Motivations. In general, subadditive sequences have good properties. If $T\colon\Omega\to\Omega$ is a measure preserving map and $\mathcal M$ is a sub-$\sigma$-algebra of $\mathcal F$ such that $T \mathcal M\subset \mathcal M$, then defining $S_n(f):=\sum_{j=0}^{n-1} f\circ T^i$ ($f$ is $\mathcal M$-measurable), the sequence $\left(\lVert\mathbb E\left[S_n(f)\mid \mathcal M\right]\rVert_p\right)_{n\geqslant 1} $ is subadditive for any $p\geqslant 1$. A similar result for weak $\mathbb L^p$ norms would be nice.

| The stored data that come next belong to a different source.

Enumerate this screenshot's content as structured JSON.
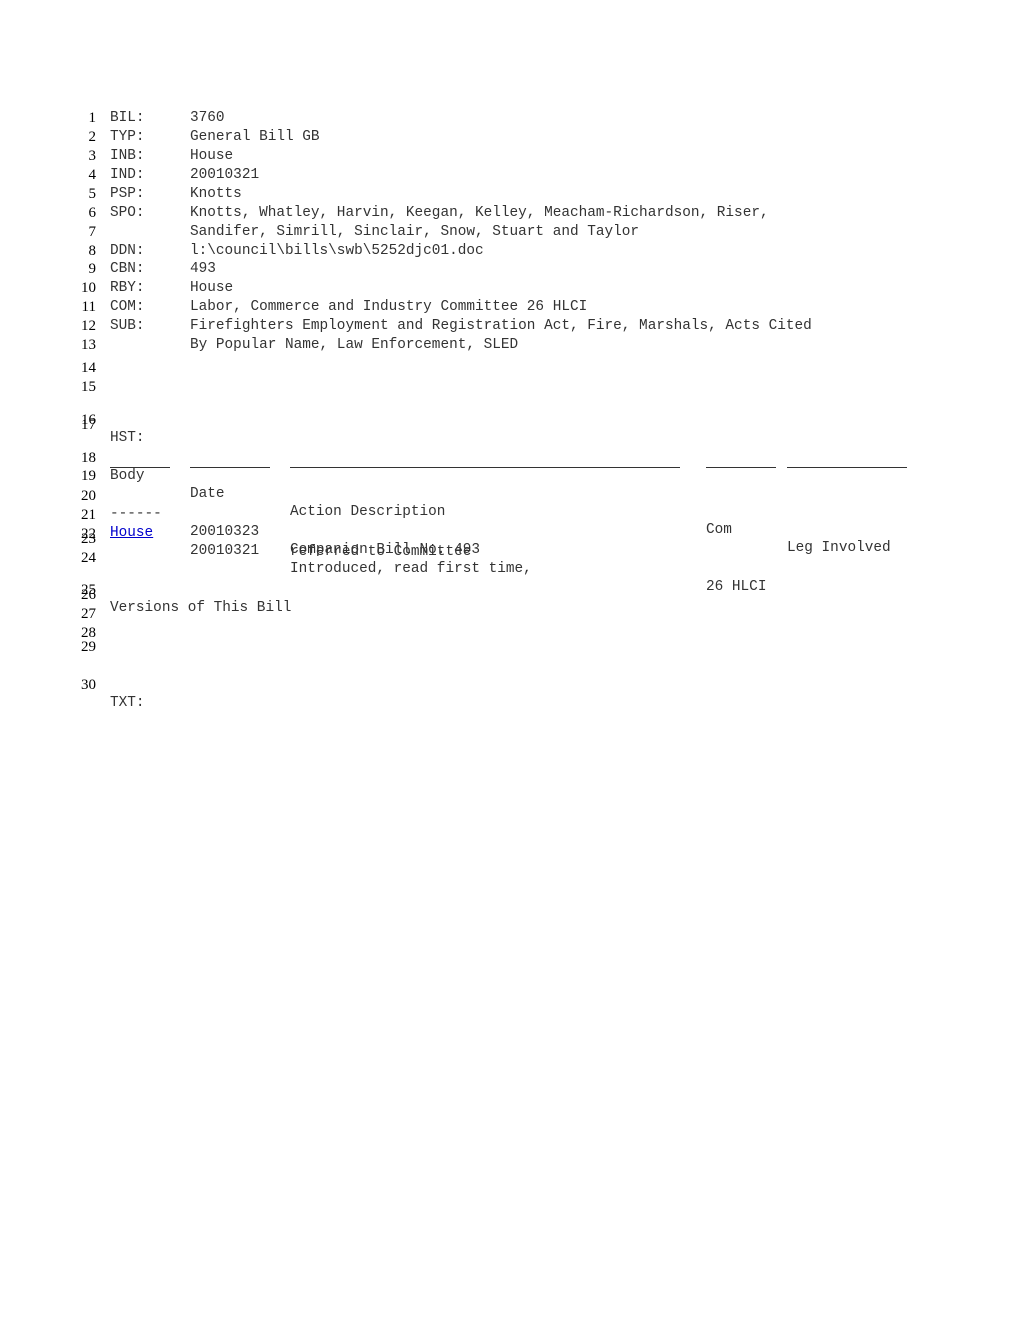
{
  "fields": [
    {
      "n": "1",
      "key": "BIL:",
      "value": "3760"
    },
    {
      "n": "2",
      "key": "TYP:",
      "value": "General Bill GB"
    },
    {
      "n": "3",
      "key": "INB:",
      "value": "House"
    },
    {
      "n": "4",
      "key": "IND:",
      "value": "20010321"
    },
    {
      "n": "5",
      "key": "PSP:",
      "value": "Knotts"
    },
    {
      "n": "6",
      "key": "SPO:",
      "value": "Knotts, Whatley, Harvin, Keegan, Kelley, Meacham-Richardson, Riser,"
    },
    {
      "n": "7",
      "key": "",
      "value": "Sandifer, Simrill, Sinclair, Snow, Stuart and Taylor"
    },
    {
      "n": "8",
      "key": "DDN:",
      "value": "l:\\council\\bills\\swb\\5252djc01.doc"
    },
    {
      "n": "9",
      "key": "CBN:",
      "value": "493"
    },
    {
      "n": "10",
      "key": "RBY:",
      "value": "House"
    },
    {
      "n": "11",
      "key": "COM:",
      "value": "Labor, Commerce and Industry Committee 26 HLCI"
    },
    {
      "n": "12",
      "key": "SUB:",
      "value": "Firefighters Employment and Registration Act, Fire, Marshals, Acts Cited"
    },
    {
      "n": "13",
      "key": "",
      "value": "By Popular Name, Law Enforcement, SLED"
    }
  ],
  "line_numbers": {
    "l14": "14",
    "l15": "15",
    "l16": "16",
    "l17": "17",
    "l18": "18",
    "l19": "19",
    "l20": "20",
    "l21": "21",
    "l22": "22",
    "l23": "23",
    "l24": "24",
    "l25": "25",
    "l26": "26",
    "l27": "27",
    "l28": "28",
    "l29": "29",
    "l30": "30"
  },
  "history": {
    "label": "HST:",
    "headers": {
      "body": "Body",
      "date": "Date",
      "action": "Action Description",
      "com": "Com",
      "leg": "Leg Involved"
    },
    "rows": [
      {
        "body": "------",
        "date": "20010323",
        "action": "Companion Bill No. 493",
        "com": "",
        "leg": ""
      },
      {
        "body": "House",
        "date": "20010321",
        "action": "Introduced, read first time,",
        "action_cont": "referred to Committee",
        "com": "26 HLCI",
        "leg": ""
      }
    ]
  },
  "versions_label": "Versions of This Bill",
  "text_label": "TXT:",
  "colors": {
    "link": "#0000cc",
    "text": "#333333"
  }
}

For the first question, we can show that
$$t\mu\{\mathbb E[X\mid\mathcal A]>t\}^{1/p} \leqslant
\frac 1{\mu\{\mathbb E[X\mid\mathcal A]>t\}^{1-1/p}}\mathbb E[f\mathbb{1}\{\mathbb E[X\mid\mathcal A]>t\} ],$$
hence
$$\lVert \mathbb E[X\mid\mathcal A]\rVert_{p ,\infty}^*\leqslant \lVert f\rVert_{p,\infty},$$
and it follows from (2) that
$$\lVert \mathbb E[X\mid\mathcal A]\rVert_{p ,\infty}\leqslant \frac p{p-1} \lVert f\rVert_{p,\infty},$$
so the question is actually whether we can get rid of the factor $\frac p{p-1}$.
We can try to show this when $f$ is a simple function, but I fail to see how to apply efficiently convexity inequalities.
Best Answer
Yes. You can modify your definition of the norm as: $$\|X \|_{p,\infty}=\sup [(\int_\Omega \phi )^{1/p-1}\mathbb{E}(|X|\phi), \text{ } 0\leq \phi \leq 1] $$ Then $$\|\mathbb{E}(X|\mathcal{A}) \|_{p,\infty}=\sup [(\int_\Omega \mathbb{E}(\phi|\mathcal{A}))^{1/p-1}\mathbb{E}(|X|\mathbb{E}(\phi|\mathcal{A})), 0\leq \phi \leq 1] $$
And we can conclude because $0\leq \phi \leq 1 \Rightarrow 0\leq \mathbb{E}(\phi|\mathcal{A})\leq 1$